Recentemente, fui convidada pelos grupos Mães da Diversidade e Família de Todo Jeito para participar da campanha “Família fora do armário”. O objetivo da campanha é sensibilizar e fazer um chamamento de famílias homoafetivas e famílias que tenham como um de seus membros uma pessoa LGBTT, para que “tomem as ruas”, redes sociais e não se escondam no armário da vida, mas que mostrem a toda a sociedade que família não tem forma ou fórmula pré-definida.

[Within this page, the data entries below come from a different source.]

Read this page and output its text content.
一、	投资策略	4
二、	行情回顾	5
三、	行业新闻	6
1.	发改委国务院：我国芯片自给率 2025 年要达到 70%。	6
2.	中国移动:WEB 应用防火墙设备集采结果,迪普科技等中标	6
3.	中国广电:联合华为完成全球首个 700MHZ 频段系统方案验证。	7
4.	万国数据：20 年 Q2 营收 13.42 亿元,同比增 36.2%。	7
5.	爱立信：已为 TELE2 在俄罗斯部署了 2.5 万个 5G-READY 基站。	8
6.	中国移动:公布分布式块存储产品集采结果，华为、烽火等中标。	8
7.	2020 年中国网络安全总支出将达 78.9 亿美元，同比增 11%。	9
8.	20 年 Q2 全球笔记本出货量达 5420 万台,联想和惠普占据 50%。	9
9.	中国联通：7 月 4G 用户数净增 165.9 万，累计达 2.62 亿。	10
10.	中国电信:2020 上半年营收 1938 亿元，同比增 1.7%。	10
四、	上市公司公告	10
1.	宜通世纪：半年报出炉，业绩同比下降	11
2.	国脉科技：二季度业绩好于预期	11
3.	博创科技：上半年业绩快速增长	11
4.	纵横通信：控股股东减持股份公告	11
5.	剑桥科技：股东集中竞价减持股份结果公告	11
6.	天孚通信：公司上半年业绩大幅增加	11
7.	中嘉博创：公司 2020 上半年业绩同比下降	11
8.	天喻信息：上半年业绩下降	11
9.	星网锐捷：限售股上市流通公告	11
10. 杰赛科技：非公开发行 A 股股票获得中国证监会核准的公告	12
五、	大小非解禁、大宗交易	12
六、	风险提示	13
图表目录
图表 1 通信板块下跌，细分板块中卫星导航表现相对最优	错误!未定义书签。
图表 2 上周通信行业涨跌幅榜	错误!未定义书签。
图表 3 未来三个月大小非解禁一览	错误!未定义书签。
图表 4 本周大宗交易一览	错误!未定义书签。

É precioso mostrar para todas as famílias que todos os tipos de família podem existir. Mostrar que família não é pai, mãe e filhos. Família é união por afetividade. Mostrar para os arautos da moralidade, da família brasileira, que família homoafetiva ou família que tenha um ou mais membros LGBTT são famílias do mesmo jeito.
Alguns podem estar se perguntando sobre o que tem isso de relação com o mundo do Direito. Meus caros, minhas amigas, tem muita pertinência sim. As normas garantidoras de Direito possuem dois momentos distintos. O primeiro momento, no caso de uma lei, é o momento da produção legislativa. Trata-se da proposição de um projeto de lei, sua tramitação por várias comissões e pelas casas do Congresso Nacional, votação, sanção ou veto. Todo esse trâmite legal é um longo processo de interesses e concepções ideológicas e filosóficas.
No Brasil, infelizmente, temos vivenciado a forte influência religiosa na proposição e votação, por certos parlamentares, nos projetos de lei. Digo infelizmente, não porque não respeito a religião alheia, mas por saber que em Estado laico ela não pode interferir ou determinar a construção de uma legislação.
Quando uma lei entra no nosso ordenamento jurídico, ou seja, quando está valendo, passamos para um segundo momento em que os operadores do Direito – juiz, defensor público, promotor e advogado – interpretam a lei e começam a utilizá-la na prática. O Supremo Tribunal Federal, quando decidiu sobre a possibilidade da união estável homoafetiva, não mudou a lei, somente a interpretou conforme a Constituição. Disse: a Constituição Federal não me fala que só existe união estável de homem e mulher, então posso ter uma união estável de pessoas do mesmo sexo.
Mas o que a campanha “Família fora do armário” tem com isso? Quando as famílias se mostram e lutam pelos seus direitos, elas conseguem sensibilizar mais que outras famílias. Quando uma mãe fala, ela pode sensibilizar mais que uma outra mãe. Recentemente, vencemos uma enquete pública do Congresso Nacional e mostramos que o Brasil NÃO quer que o conceito de família seja restrito ao que está previsto no PL n. 6.583/2013, que pretende criar o Estatuto da Família. Essa mobilização é muito importante no momento de votação de uma lei.
Mães, pais e avós têm o poder de sensibilizar a sociedade. E a opinião da sociedade importa, a opinião da sociedade pode construir um mundo mais justo para todos, e um mundo mais justo pode minorar a homofobia. É um processo de construção por justiça e igualdade.
Doutora Bethânia Ferreira é Defensora Pública do estado da Bahia.